News & Politics

LIVE: SpaceX Second Attempt to Launch Manned Crew Dragon Capsule

(SpaceX-Imagery from Pixabay.)

SpaceX is trying again today after bad weather forced a scrub of Wednesday’s first-ever manned launch of the Crew Dragon capsule.

Space Shuttle veterans Douglas Hurley and Robert Behnken are set to go at 3:22pm Eastern. Again, weather permitting. If today is scrubbed, SpaceX and NASA will try again on Sunday.

Wednesday: SpaceX Attempts First Manned Mission by a Private Company.

Here’s the live feed from Cape Canaveral.

Live blog follows below.

All times Eastern.

1340:

You may have seen this already, but SpaceX suffered a setback yesterday in dramatic fashion when the SN4 prototype blew up during a stress test.

On the other hand, Boeing’s Space Launch System (SLS) maintains a flawless record of zero failures for zero attempts — and maybe always will.

1344:

I posted this during Wednesday’s liveblog, but even a gadget nut like me still can’t get over the progress made.

1350:

No technical issues, which is good. Weather is still iffy. If I had to guess, they’re 50/50 for a launch today.

Had to scratch that last one — my feed switched back to Wednesday’s rerun!

1403:

What the hell is Bill Nye the Science-ish Guy doing on a feed about real science?

1411:

Crew Dragon

For what it’s worth, the skies don’t look nearly as ugly as they did on Wednesday. But it isn’t just local conditions that matter, but also the escape capsule route in case of an abort.

1424:

58 minutes out. Excited?

1432:

Please, Weather Gods, smile on this.

1433:

Weather is a go at the moment. Propellant load in just a few minutes.

1437:

Crew arm about to be retracted from the capsule, propellant loading given the go-order a few minutes early.

I wish Heinlein could see this.

1442:

Escape system… ACTIVATED!

It sounds cool when you say it, but you really don’t want them to have to use it.

1448:

Pins, meet needles.

1457:

1503:

It’s getting really very real now.

1506:

25 minutes from right now, Bob & Doug could be — should be! — in orbit.

1507:

LOX is being loaded.

1510:

1517:

This is his second trip to Florida this week, and I still haven’t gotten a lousy t-shirt.

Five minutes out…

1520:

It’s difficult to have anything to say when all you can do is hold your breath.

1521:

Apollo and Saturn V looked so stately. The Shuttle and its launch rockets and fuel tank had a chunky, purposeful look.

Falcon 9 and Dragon are sleek.

1522:

“Go for launch.”

“Let’s light this candle.”

“T-minus 30 seconds.”

1523:

There she goes. There she goes.

1524:

One minute in. Everything is nominal.

1525:

Watch it again at your leisure.

Again and again.

1525:

“Separation confirmed.”

Bog & Doug are flying the second stage after successful igition. Just about six minutes from orbit.

1526:

Not yet. Not until they’re safely in orbit.

But. So. Very. Close.

1528:

Don’t forget that SpaceX will attempt to land and possibly reuse the first stage.

First manned mission to do that, too.

1531:

Nah. They’re data-proof.

1532:

Falcon 9 stuck the landing.

Question: Should SpaceX reuse this particular Falcon, or save it for posterity?

1533:

Here’s the vid of the landing.

1535:

Dragon separation confirmed and on its way to rendezvous with ISS.

1544:

It’s going to be another 18 hours or so before Dragon reaches ISS, and not even I can liveblog that long.

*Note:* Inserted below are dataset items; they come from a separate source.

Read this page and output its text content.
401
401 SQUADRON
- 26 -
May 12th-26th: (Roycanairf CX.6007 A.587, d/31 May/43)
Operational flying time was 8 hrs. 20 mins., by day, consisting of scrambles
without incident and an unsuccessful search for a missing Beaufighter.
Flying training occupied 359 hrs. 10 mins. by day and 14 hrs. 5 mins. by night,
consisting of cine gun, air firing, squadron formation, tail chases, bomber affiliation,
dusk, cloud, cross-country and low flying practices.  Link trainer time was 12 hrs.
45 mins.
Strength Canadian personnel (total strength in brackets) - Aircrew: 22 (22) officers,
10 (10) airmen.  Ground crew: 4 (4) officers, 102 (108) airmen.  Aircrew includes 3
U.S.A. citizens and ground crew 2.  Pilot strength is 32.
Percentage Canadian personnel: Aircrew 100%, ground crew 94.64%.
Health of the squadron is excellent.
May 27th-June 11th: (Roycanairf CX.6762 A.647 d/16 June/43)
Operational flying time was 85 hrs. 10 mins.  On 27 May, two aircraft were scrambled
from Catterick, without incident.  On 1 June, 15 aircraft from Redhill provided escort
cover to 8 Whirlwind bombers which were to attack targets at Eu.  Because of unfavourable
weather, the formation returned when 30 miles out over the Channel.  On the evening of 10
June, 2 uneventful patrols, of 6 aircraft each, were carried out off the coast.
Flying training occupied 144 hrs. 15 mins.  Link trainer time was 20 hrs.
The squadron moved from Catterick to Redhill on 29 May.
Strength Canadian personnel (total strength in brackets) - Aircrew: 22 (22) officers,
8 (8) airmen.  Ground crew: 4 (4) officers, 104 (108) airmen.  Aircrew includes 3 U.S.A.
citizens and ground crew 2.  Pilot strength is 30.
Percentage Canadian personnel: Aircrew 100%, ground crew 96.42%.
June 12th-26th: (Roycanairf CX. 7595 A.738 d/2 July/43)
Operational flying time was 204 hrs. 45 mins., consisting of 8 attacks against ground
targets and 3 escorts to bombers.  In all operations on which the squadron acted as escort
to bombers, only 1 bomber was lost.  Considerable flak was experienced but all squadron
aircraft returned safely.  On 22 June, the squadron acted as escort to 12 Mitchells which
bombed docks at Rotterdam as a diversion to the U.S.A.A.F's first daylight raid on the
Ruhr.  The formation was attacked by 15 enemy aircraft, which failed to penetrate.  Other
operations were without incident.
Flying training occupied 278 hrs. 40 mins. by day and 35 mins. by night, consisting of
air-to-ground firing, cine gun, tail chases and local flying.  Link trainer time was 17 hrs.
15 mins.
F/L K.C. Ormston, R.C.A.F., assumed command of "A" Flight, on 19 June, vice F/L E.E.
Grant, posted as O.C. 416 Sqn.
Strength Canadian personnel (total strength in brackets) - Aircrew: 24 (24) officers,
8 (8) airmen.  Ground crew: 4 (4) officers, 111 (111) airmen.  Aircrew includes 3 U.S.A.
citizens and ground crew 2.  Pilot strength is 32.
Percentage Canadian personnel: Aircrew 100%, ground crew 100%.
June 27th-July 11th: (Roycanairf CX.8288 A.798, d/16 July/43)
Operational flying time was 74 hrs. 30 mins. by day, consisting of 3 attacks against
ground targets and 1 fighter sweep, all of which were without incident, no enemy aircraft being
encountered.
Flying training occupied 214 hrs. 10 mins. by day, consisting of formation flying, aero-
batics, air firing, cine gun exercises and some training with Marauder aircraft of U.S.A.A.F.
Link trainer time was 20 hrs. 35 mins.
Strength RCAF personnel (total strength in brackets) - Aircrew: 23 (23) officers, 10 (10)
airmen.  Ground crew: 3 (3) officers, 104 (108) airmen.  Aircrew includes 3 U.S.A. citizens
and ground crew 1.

America is back in the manned space business, courtesy of a privately held business. With that one seemingly simple launch, a single American company now rivals major nation-states.

Think about the resources a country like Russia or China can marshal. Here, one half-crazy jillionaire can do it.

That’s about as stunning an endorsement I can imagine for this amazing system of ours.

Godspeed to Bob & Doug for a successful rendezvous, ISS mission, and most of all a safe return home. What we’re building though is a future where our home — some of our homes, anyway — are Out There.

This was no small step in that direction.